Shape-setting materials provide a new set of potentials for designing dynamics in objects and systems. This type of kinetics goes beyond the traditional scope of actuation by mechanical movements. Unlike traditional kinetic systems that rely on separate and discrete parts working together, we are developing a design discipline of smart material that can create movement through its singular chemistry and geometry. Dynamic materials also promise a break in conceptualizing movement through a model of engineering. With smart materials, the reliance on a mechanical frame and surface is dispensed so that a more direct line is established between production and application. For this workshop will be focusing on Shape-Memory Polymer and Hydrogel. Shape-Memory Polymer can be trained into a position, baked to that form, and then manipulated into another shape. A stimulus such as heat moves the material back to the original shape within its atomic structure – without any external hinge or gear. Hydrogel is a super-absorbant polymer that responds to a specific temperature range by expanding/contracting in volume up to 300%.
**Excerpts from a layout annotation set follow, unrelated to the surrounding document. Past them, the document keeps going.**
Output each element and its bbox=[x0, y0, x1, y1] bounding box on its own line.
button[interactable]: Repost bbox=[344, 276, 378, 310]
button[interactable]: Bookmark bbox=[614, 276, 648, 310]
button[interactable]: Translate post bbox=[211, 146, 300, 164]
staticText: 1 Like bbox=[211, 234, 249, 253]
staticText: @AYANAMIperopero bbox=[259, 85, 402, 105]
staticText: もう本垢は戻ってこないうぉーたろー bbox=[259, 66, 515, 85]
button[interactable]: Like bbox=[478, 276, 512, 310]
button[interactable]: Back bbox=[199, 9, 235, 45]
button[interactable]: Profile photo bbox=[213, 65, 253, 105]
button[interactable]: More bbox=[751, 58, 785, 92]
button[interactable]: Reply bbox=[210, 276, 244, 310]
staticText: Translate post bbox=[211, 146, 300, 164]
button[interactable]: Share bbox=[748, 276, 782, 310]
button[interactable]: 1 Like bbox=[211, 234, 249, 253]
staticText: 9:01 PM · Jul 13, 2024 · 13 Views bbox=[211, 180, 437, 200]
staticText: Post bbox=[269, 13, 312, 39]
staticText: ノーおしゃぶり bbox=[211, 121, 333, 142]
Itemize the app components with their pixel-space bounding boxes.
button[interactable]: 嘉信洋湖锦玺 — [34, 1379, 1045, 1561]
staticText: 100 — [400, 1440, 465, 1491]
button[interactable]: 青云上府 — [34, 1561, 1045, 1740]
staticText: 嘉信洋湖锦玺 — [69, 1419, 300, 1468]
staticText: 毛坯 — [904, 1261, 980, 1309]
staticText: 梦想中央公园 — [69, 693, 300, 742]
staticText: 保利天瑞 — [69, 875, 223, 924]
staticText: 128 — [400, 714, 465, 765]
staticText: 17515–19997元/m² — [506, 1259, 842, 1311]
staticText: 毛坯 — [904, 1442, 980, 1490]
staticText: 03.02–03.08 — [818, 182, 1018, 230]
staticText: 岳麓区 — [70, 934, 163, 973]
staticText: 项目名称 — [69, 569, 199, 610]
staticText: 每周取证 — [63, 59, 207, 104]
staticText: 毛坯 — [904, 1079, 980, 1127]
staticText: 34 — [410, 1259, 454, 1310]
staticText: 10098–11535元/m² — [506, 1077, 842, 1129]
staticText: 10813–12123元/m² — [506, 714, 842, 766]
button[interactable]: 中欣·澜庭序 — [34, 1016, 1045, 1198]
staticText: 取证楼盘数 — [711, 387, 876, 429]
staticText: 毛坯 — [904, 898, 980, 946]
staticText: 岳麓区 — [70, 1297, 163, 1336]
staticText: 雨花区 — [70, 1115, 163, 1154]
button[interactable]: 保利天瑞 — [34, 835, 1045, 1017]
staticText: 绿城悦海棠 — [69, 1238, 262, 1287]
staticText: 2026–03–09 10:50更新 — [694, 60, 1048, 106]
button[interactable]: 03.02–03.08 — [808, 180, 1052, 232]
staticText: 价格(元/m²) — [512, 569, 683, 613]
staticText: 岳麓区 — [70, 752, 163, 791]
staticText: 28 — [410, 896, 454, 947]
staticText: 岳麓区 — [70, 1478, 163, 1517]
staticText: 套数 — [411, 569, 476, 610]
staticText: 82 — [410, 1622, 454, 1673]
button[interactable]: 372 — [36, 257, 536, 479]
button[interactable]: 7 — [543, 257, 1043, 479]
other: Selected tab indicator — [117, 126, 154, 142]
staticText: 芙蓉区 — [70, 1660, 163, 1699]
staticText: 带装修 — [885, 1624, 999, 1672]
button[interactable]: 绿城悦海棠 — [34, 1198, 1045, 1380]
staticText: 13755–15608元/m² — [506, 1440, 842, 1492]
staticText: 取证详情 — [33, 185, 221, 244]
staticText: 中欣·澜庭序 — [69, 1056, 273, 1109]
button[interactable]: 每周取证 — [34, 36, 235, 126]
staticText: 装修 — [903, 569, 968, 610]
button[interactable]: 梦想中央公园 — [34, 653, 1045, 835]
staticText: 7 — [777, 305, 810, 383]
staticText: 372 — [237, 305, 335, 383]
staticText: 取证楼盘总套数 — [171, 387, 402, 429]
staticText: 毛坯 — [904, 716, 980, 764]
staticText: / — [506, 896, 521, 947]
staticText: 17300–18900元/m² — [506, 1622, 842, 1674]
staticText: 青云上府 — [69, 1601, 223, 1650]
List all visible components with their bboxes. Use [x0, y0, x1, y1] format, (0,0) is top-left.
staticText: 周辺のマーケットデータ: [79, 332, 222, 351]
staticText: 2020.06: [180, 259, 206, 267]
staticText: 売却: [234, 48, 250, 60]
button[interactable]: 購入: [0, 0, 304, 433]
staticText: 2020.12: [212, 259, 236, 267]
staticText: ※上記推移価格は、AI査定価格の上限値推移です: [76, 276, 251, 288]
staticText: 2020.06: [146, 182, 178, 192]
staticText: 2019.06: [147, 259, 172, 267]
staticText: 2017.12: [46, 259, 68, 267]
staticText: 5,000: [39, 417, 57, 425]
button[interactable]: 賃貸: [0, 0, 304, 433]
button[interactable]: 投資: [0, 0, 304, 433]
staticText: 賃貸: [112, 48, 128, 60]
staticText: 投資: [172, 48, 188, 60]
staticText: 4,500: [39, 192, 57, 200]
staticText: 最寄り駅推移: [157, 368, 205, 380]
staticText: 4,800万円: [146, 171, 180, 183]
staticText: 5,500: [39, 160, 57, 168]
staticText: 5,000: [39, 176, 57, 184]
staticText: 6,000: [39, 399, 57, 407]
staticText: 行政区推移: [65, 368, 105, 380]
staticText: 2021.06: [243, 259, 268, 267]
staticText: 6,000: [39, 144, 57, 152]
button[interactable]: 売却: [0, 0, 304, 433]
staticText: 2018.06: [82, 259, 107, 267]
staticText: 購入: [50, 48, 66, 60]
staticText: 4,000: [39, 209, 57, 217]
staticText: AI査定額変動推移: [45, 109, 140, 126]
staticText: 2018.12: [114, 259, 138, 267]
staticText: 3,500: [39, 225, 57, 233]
The two polymers, Shape-Memory Polymer and Hydrogel, will be produced and manufactured on site using Project BlackBox, a device developed by Alt N research in collaboration with the Bioactive Interfaces Lab at the University of Kentucky. Blackbox is a UV curing system that was built to scale up small material samples to usable 1:1 building materials. In both cases the polymers are mixed using varying amounts of a Monomer, Crosslinker, and a Photo Initiator. Both Hydrogel and SMP respond to heat and by varying the ratio of the chemicals, and we will design the specific response temperature of the material by adjusting these ratios in the lab.
In parallel to the production of the Responsive Polymers, we will examine the scale of production and effects that this material promotes. Once it is cured, the polymers can be laser cut and worked into different configurations. This will allow participants to develop the specific potentials of each system through a series of prototypes. These prototypes will focus on issues of Clothing/Cladding: a wearable computing and a building envelope system developed by IKstudio. This system gives the opportunity for participants to develop prototypes that address issues of interface and kinetics at a range of scales. The small-scale and intimacy of the body can be tested against the large and urban scale of the building and the city. These tests are not models or proxies, but are seen as full-scale working prototypes. The results of these tests will then be fed back into the overall manufacturing and design system to allow iterative adjustments at the chemical and assembly level.